Over time, I have learned that the promises of most new and shiny platforms are legitimate, but the downsides are rarely as well understood until you roll up your sleeves to build something with it.
I gained some first hand perspectives recently after building cloud functions for two new Sidekick features.
- When was I here? — Sidekick now allows you to turn back the clock and see when you last visited a particular restaurant or landmarks. E.g. you can ask Sidekick: when was the last time I visited CN Tower? If you have location history enabled in Google, you can also import those into Sidekick so you can go back in time. (released this week on iOS)
- Which route should I take? Google, Apple or Microsoft ? — Sidekick will compare routes generated by different providers so you always get the best results without needing to choose one app to use. (in Beta)
Both features were built using Google’s Cloud Functions. But the lessons learned are generic enough to AWS Lambda or Azure Functions users.
Upsides (are they real?)
- Zero installation to develop/test server side code? NO. Technically, you can write code using VSCode and directly deploy to the cloud, but the build/deploy/test/debug cycle would take too long (3+ minutes). I ended up spending time getting the emulators running locally, iterate locally, and then push to cloud for final verification.
- Auto scale? YES. To handle more users, you just need to watch your budget. (more on this later when the resource demand for handling one user requests changes.)
- Runtime isolation? YES. You can stop worrying about one request affecting the processing of another request as in traditional JEE or .NET server runtimes.
Downsides (don’t let these surprise you)
- Limits — Left, Right and Centre: They are, by definition, harmless until you exceed them. But there are LOTS of them; ranging from payload size, function counts, query string size, memory usage, storage usage, CPU time, frequency per region… the list goes on. It’s hard to keep them in your head so you can shape your solution to avoid running into brick walls. I ran into the 10Mb request size hard limit on Firebase CF and had to do some gymnastics to workaround it. See it for yourself: Limits for AWS Lambda, Azure Functions, Firebase CF, GCP. On top of the technical limits, you will also have to keep an eye on the billing limit when you exceed your cap on spending. Your function won’t run if it will exceed allocated budgets.
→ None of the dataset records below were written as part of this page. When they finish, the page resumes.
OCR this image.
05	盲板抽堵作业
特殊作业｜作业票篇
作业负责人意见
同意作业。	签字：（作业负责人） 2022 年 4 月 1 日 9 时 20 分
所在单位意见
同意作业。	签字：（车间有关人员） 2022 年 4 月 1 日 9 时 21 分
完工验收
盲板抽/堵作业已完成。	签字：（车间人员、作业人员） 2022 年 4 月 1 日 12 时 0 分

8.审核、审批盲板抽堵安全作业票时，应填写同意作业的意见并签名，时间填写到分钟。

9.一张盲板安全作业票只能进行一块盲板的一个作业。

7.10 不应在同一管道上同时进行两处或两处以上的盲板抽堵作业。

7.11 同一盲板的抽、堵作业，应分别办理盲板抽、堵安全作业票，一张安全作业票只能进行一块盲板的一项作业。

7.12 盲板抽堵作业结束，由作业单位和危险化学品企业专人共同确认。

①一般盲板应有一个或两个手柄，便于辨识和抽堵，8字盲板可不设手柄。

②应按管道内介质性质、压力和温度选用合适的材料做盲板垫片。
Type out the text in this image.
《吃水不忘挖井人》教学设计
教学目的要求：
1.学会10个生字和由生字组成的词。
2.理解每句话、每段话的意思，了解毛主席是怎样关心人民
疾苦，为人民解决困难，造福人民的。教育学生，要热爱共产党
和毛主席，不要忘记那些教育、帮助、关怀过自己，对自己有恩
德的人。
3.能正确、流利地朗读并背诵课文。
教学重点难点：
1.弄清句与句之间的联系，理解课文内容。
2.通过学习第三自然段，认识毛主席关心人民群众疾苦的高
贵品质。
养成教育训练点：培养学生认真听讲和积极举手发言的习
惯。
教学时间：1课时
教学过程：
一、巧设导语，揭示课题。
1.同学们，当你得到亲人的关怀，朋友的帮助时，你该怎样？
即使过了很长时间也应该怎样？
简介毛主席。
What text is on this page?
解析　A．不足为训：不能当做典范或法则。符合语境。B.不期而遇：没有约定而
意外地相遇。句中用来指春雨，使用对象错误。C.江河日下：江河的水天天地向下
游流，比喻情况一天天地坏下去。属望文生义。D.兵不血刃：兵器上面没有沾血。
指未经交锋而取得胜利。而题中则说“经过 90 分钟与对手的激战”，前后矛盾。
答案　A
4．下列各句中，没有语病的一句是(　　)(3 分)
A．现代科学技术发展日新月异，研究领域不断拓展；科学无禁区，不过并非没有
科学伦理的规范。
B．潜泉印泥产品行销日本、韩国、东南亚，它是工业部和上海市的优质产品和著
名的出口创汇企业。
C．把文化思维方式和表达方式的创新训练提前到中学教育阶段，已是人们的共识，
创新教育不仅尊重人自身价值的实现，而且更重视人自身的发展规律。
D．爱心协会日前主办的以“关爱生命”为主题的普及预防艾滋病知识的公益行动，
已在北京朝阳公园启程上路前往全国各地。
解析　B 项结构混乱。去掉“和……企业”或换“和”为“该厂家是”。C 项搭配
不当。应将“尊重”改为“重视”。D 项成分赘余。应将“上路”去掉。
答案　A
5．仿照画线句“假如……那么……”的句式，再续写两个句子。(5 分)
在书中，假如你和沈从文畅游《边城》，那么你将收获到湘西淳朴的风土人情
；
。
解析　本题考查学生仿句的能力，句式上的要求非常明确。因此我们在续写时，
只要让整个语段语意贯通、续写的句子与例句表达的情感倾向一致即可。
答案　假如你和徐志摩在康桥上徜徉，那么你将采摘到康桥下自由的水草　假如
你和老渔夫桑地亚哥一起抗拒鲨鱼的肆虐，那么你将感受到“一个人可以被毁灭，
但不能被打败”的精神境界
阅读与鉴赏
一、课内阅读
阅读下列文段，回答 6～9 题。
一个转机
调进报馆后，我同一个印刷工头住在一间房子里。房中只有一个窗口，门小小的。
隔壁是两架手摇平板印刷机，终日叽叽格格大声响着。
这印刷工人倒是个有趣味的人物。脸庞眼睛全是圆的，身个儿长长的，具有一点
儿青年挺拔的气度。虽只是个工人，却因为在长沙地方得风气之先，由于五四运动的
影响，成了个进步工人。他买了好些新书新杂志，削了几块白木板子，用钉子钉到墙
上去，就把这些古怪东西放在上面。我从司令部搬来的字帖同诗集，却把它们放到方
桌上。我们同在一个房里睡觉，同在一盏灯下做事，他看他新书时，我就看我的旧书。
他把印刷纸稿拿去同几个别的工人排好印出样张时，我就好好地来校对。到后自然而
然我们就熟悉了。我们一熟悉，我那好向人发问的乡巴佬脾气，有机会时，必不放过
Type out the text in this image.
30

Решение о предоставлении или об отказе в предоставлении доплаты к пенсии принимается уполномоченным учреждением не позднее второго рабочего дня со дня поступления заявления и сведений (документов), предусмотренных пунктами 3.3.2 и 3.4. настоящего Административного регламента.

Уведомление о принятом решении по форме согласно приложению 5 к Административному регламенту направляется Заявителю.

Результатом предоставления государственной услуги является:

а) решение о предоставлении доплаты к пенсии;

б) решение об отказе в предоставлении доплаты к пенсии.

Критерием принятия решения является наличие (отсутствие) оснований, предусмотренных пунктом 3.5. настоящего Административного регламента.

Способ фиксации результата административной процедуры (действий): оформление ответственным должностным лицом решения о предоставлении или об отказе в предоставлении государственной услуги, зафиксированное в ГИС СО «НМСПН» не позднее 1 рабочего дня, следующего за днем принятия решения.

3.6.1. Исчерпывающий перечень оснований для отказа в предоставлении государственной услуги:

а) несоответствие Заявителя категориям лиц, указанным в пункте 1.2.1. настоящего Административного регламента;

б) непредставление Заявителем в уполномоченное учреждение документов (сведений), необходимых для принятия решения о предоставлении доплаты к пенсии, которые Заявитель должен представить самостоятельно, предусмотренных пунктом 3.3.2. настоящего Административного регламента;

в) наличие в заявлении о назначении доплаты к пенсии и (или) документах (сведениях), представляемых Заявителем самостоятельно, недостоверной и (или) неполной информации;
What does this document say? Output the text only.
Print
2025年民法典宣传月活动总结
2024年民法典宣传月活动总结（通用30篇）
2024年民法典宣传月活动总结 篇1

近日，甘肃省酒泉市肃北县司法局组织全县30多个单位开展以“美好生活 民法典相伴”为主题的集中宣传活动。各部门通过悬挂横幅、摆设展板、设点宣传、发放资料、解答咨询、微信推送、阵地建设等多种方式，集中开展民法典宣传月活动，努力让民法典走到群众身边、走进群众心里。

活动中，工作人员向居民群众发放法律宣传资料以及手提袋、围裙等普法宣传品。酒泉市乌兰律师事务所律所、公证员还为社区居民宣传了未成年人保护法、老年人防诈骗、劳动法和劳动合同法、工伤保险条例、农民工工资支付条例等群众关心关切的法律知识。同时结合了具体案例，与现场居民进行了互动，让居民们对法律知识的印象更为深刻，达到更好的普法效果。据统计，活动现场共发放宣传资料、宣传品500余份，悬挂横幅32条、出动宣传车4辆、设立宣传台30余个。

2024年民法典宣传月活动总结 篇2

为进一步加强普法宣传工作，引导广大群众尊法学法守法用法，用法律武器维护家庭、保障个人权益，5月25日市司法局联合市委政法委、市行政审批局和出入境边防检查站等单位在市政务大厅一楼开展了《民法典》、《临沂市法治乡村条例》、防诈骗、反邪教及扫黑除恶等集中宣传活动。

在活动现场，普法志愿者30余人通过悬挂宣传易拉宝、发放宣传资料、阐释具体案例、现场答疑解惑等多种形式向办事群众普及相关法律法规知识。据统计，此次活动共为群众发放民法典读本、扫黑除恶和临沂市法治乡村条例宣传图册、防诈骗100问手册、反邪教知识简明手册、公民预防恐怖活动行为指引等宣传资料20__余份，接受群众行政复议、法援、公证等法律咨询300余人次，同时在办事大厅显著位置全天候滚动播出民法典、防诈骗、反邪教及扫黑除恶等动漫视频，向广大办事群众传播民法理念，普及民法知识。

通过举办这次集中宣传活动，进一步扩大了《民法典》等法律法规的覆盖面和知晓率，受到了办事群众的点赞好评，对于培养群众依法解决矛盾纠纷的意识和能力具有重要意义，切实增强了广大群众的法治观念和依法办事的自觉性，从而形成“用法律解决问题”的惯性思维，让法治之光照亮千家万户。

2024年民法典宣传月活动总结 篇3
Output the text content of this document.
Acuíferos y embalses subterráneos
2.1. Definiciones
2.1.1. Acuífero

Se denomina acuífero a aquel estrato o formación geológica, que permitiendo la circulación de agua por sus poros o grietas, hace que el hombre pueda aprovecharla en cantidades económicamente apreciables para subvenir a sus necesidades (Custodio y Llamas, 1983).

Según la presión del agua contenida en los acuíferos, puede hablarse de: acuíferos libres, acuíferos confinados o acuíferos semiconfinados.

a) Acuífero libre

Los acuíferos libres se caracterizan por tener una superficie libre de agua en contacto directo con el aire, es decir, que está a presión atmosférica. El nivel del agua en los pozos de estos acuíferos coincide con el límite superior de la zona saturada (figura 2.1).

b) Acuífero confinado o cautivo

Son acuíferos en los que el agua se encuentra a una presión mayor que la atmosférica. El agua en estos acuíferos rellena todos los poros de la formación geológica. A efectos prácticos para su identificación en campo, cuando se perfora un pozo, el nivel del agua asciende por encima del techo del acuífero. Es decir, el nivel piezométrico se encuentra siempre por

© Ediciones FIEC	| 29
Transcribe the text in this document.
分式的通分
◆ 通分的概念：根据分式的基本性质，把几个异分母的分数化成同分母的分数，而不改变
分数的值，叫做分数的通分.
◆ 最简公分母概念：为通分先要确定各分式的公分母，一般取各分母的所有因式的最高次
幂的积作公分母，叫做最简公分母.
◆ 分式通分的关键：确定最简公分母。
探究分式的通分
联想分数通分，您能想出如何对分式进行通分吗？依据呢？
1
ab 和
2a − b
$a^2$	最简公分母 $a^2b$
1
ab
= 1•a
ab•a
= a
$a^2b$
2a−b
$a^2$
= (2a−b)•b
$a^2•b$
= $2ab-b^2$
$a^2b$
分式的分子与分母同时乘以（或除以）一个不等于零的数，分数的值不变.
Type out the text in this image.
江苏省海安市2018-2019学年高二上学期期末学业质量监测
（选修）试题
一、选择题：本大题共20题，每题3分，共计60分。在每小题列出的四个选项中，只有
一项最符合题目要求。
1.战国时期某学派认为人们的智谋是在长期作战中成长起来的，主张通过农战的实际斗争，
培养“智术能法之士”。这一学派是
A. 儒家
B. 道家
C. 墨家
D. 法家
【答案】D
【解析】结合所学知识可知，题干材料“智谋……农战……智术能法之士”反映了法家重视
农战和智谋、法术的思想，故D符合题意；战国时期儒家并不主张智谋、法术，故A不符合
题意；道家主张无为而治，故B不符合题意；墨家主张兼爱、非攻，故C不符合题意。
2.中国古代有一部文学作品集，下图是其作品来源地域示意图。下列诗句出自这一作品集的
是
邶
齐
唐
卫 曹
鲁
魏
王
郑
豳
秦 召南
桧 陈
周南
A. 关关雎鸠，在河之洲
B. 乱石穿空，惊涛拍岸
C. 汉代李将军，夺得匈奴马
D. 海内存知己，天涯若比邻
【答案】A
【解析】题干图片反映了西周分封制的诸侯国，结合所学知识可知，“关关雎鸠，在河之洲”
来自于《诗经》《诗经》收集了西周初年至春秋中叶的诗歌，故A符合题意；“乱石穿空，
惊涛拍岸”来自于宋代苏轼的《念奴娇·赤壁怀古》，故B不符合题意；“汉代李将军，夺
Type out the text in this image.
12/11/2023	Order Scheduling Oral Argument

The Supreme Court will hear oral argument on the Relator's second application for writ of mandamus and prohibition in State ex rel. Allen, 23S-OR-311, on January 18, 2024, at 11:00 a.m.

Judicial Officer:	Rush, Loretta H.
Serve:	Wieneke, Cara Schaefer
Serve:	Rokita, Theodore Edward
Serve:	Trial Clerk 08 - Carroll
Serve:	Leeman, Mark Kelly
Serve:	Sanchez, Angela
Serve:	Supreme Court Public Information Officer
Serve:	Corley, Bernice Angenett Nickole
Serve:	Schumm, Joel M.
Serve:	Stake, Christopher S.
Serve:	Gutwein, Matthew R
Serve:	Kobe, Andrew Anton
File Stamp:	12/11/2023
- The NodeJS execution environment (v8/v10 in Google, v10/v12 in AWS, v10/v12 in Azure) are not vanilla Node. Some popular node packages (e.g. formidable, BodyParser) could be incompatible with them. This is not a showstopper. There are usually alternatives, but it did take me quite some head-scratching to figure out why they don’t behave correctly in CF. And because CF is still young, there are not enough Q&A knowledge base in Stack Overflow yet. In addition, NodeJS release is happening very quickly these days, so documents do become obsolete quickly. (v14 as of June 2020)
- Configuration and tuning parameters are inside your code: Want keep-alives? Add it to your function’s property. Need more memory for handling your request. Yep, specify it in your environment JSON. Even though it’s serverless, it doesn’t mean you don’t have to study/understand the execution environment to use it correctly and efficiently.
Current State (June 2020)
For some scenarios, Cloud Function may be your only option (e.g. code that respond to cloud events such as new files uploaded to bucket, database triggers. So, it’s a good time to build up knowledge on how to do it right.
Having said that, for my bread-and-butter http request/response services, I am staying with my existing toolset and runtime. IMHO, cloud function’s zero-configuration promise is not worth the new headaches it introduces.